BEM QUERER, MAL QUERER

Demétrio Pereira Sena


Elegi um de seus dois pólos, para só lidar com ele. Nos dias certos. Como você nem precisa de motivos para ficar bem ou mal humorada, prefiro e amo seu bom humor sem fundo, causa e motivação, ao seu mau humor também sem fundo, causa, motivação, e sem remédio para seus momentos.
Você é linda quando sorri. Quando está de bem com a vida, o mundo, consigo própria e particularmente comigo. Seu rosto brilha, os olhos ficam doces, macios, e a sua voz é água fresca de montanha, que bebo e quero cada vez mais. Na qual me banho e não canso de mergulhar minhas carências.
Neste momento estou de mal... de mal com você de mal... mas tudo bem; amanhã será um novo dia. Você mudará de pólo. Ficará novamente linda, luminosa, doce, macia e fresca, e ficarei de bem... de bem com você de bem.
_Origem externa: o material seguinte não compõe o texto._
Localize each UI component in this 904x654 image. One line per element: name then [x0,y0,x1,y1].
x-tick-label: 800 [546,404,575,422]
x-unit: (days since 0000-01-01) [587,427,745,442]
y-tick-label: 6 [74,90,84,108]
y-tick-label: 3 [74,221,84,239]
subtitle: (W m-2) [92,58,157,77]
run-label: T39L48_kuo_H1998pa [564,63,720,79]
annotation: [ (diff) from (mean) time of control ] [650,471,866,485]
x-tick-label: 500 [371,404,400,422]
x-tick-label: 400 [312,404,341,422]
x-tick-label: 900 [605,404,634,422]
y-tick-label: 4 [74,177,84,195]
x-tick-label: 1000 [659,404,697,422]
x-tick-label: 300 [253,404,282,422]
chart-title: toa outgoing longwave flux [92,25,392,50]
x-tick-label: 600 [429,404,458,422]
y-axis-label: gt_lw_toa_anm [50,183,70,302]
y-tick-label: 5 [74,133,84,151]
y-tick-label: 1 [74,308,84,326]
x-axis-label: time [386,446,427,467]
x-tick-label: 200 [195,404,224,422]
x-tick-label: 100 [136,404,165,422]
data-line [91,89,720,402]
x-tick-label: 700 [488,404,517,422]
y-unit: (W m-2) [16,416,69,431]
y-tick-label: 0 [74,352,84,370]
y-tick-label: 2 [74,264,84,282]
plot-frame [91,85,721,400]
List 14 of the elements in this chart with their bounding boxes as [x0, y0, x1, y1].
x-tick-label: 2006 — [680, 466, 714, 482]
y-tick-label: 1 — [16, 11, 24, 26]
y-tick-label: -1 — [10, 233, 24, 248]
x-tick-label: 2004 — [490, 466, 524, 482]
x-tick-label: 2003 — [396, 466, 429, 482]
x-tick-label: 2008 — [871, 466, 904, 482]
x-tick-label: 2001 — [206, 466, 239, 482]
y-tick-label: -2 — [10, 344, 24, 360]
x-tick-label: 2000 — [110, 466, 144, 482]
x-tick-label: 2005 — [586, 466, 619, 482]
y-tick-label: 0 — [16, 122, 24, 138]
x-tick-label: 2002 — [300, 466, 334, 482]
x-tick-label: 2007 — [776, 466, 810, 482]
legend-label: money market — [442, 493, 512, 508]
terça-feira, 5 de janeiro de 2016

PESSOA PROMOCIONAL

Demétrio Sena, Magé - RJ.

Descubro, lá no fundo insondável da embalagem ou sob a frágil vitrine da hipocrisia, que suas virtudes são de vento. Percebo nas entranhas dessa contrição de rosto, que as aparências não passam de aparências. Tanto quanto entreleio em sua voz, muitos discursos para tão pouco ato. Pulso demais para coração de menos.
Foram tempos perdidos de acolhida incauta e admiração sem base. Na base da sombra e a devoção sem critério. Eu via seu outdoor e qualquer mensagem fazia sentido. Ouvia seu sistema de som e absorvia sem questionar. Você era para mim, tudo quanto queria ser, bastando se propagar com silêncios bem desenhados, volumes de palavras bem esculpidas ou logomarcas expressas em um semblante cuidadosamente planejado para comover. Convencer pela comoção.
Entendi, quase sem querer, que tudo aquilo escondia o nada. Profundamente abatido, percebi na mentira de suas verdades, em seus dons excessivos e nos dotes além do provável, que você não passa de uma campanha promocional... é um eficiente pacote, às vezes discreto e requintado, às vezes colorido e ruidoso, de publicidade.

PELOS PODERES DO FACEBOOK

Demétrio Sena, Magé - RJ.

Imagem pública da rede social Facebook
O Facebook tem desempenhado um papel muito importante na sociedade: por causa dele, muitos crimes de agressão e morte passaram a não ser cometidos. O fenômeno se deve ao fato de hoje, nada ser mais terrível para um cidadão, do que não ser curtido, ser excluído e finalmente bloqueado, a depender da gravidade com que alguém foi ofendido, magoado, quiçá traído por ele. 
Ao invés de agredir verbalmente, quem está na bronca se satisfaz em não curtir o amigo virtual. Ao invés de bater, a pessoa ofendida exclui, como forma bem grave de vingança. Nos casos mais graves, aqueles indivíduos mortalmente humilhados ou feridos em sua autoestima sabem que matar não basta nem é necessário. As pessoas bloqueadas no "face" desejarão morrer, enquanto só de pirraça ou requinte de crueldade, os tais indivíduos não as matarão. O bloqueio já servirá como a mais terrível das mortes.
Se Deus existe, Ele não sabia, lá no início de tudo, que o Facebook seria criado. Nem as outras redes sociais. Se soubesse, o plano de salvação da humanidade teria sido bem mais fácil. Na verdade, nem haveria plano de salvação, pois ninguém teria se perdido. Bastaria Deus criar o "face", adicionar cada anjo - inclusive o Lúcifer -, cada ser humano, e decretar: aquele que não for fiel, não me seguir e tentar ser maior do que Eu, será, em primeira instância, não curtido. Na reincidência, excluído de Meu Perfil... e na segunda reincidência o bloquearei definitivamente.
Aí, sim: não existiriam essas pessoas que desprezam as ameaças da perdição eterna e do fogo do inferno. A rede social divina seria o céu eternamente almejado, e o diabo nem teria tempo para tramar contra Deus. Com certeza o Lúcifer, que jamais seria o diabo, ficaria encegueirado para sempre, com o Smartphone de última ou perpétua geração que Deus lhe daria, na certeza de conseguir engambelá-lo.